Tanya Flowerday: Snuff Victim?
As anybody who has seen the movie 8mm now knows, a snuff film is a video recording of someone, usually a woman, being murdered as part of violent pornography. What nobody seems to know, is whether these movies actually exist, or whether they're simply the stuff of urban legend.
Sexual predators often have a predilection to somehow record their crimes. According to Roy Hazelwood and Stephen Michaud, in Dark Dreams, child molesters and sexual sadists seem particularly fond of creating a visual documentary of their deeds, although the actual murder is usually omitted. But snuff movies are not merely the recording of sex-related murder. Snuff movies are sold as pornography.
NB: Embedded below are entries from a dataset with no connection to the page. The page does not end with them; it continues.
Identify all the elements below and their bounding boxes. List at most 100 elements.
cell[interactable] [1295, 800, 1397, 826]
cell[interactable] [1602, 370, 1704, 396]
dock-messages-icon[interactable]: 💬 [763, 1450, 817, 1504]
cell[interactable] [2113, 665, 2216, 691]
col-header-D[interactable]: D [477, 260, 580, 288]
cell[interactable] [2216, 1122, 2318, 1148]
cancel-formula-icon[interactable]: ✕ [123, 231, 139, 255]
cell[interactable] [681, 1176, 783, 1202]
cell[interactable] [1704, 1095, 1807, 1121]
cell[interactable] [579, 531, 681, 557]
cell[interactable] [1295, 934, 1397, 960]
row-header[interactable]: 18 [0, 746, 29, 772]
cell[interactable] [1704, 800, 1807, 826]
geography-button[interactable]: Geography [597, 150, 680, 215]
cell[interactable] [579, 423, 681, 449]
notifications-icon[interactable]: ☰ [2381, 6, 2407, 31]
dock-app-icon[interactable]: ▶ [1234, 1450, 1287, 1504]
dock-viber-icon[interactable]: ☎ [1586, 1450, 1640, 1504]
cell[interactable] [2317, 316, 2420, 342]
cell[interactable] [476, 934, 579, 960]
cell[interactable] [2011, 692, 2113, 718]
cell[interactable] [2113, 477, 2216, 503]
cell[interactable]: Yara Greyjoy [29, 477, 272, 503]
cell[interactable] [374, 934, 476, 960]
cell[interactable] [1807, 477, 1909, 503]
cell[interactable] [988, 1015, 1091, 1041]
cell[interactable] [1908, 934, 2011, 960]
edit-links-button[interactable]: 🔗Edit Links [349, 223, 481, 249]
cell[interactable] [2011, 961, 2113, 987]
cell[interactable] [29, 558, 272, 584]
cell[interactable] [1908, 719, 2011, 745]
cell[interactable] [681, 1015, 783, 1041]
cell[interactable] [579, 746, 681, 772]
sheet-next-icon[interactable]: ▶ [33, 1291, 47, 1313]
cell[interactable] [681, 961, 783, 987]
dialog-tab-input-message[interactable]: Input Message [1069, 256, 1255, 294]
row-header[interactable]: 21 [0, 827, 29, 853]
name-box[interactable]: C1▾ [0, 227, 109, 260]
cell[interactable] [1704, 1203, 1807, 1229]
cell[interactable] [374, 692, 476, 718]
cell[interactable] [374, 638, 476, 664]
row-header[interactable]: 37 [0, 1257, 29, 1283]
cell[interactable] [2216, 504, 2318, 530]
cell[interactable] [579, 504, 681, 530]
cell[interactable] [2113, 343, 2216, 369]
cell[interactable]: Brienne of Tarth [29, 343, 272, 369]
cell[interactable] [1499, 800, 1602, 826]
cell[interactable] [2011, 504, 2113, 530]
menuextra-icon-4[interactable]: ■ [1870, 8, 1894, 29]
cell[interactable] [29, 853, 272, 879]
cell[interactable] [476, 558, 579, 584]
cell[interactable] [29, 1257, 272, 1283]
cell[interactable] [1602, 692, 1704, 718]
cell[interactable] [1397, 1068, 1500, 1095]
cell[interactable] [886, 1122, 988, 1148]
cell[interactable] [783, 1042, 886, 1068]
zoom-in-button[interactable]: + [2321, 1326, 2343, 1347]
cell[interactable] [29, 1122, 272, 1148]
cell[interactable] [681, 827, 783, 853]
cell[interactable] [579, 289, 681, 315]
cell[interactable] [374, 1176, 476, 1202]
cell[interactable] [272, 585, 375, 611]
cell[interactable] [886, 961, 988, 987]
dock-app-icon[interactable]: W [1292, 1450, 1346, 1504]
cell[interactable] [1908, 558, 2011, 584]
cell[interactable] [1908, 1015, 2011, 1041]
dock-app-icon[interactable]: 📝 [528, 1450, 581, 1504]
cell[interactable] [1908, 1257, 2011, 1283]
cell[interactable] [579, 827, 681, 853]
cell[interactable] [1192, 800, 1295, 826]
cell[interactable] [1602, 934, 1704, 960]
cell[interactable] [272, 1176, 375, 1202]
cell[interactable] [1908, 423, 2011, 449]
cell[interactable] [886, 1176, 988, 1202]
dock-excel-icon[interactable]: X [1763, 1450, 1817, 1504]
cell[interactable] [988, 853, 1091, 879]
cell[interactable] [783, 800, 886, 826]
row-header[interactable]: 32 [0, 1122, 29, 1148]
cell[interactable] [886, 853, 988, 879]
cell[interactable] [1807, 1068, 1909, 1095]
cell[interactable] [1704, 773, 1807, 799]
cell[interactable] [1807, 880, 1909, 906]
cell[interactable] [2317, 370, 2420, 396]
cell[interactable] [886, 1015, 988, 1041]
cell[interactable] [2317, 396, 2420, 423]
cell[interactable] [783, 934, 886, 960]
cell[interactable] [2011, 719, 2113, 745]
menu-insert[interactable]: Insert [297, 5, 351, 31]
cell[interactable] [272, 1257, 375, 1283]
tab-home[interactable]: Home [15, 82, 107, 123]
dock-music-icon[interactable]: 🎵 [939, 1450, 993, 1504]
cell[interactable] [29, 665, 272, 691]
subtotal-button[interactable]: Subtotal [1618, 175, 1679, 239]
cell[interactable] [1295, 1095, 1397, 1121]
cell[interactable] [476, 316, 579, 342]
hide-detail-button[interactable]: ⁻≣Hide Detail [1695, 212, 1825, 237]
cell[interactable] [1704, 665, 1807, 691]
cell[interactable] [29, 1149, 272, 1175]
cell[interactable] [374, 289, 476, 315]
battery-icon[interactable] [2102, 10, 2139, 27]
While someone like Jeffrey Dahmer took photographs of the men he murdered in his apartment in Milwaukee as he cut them open and dismembered them, posing them in different postures, he did this for his own sexual pleasure. It undoubtedly excited him as he did it, and later he was able to use these photographs to relive these special moments through fantasy and masturbation. Although some of these pictures are available on the Internet today, Dahmer did not record these acts to sell it. Snuff movies, on the other hand, are created with financial profit as a significant motive. Of course, a third party who somehow obtains a recording made by a sexual predator may then sell it as snuff, but technically it is only then that it becomes snuff. Although the same actions are depicted, the distinction is important, since it speaks to significant differences in motive.
Do real snuff movies exist? Many sites on the internet advertise them, but it seems highly unlikely that even a few, if any, of these would be real. After all, it would constitute the best evidence of a crime that is punishable by death in the places that have a death penalty and a life sentence in those that don't. And, as Hollywood has proved time and again, it's not difficult to convincingly portray murder on film. There have been a number of commercial movies about snuff movies, such as Mute Witness, 8mm and the low budget Snuff which, according to Scott Stine in his article 'The Snuff Film: The Making of an Urban Legend', popularized the concept in the first place. There has even been a video game called Manhunt, which saw the player as a murderer stolen from his execution by a snuff movie director to star in his next film (even though the developers chose to define snuff as multiple murder and discarded the pornographic aspects). Snuff movies themselves, however, prove much harder to come by.
Several newspapers contacted various experts in law enforcement in South Africa and none of them could confirm an instance of true snuff. Superintendent Martin Aylward, national spokesperson of the Family Violence, Child Protection and Sexual Offences Unit (FCS), told Beeld that he didn't know of a snuff movie having been made in that province in the past. Supt. André Neethling, head of FCS in the province of Gauteng, concurred, saying that recordings of sexual crimes have been recovered but never of murder. Sr. Supt. Gerard Labuschagne, head of the Investigative Psychology Unit, had not heard of a snuff movie discovered in South Africa either, but told Independent On-Line of October 16, 2003, that it wouldn't surprise him to find one. "People are killed all the time for no apparent reason. Would it be such a big step to put it on film for resale purposes?"
South African law was caught off guard. At the time of Tanya Flowerday's murder, the Films and Publications Act appeared uncertain about films depicting real murder. In fact, it wasn't stipulated as illegal to own or even import such movies. Since a snuff movie per definition contains explicit and serious sexual violence, it would be unlikely to receive a certificate from the Film and Publications Board, thereby making it illegal to distribute or present publicly. Of course, being involved in the making of the film would translate into complicity to murder at best and would consequently be a crime.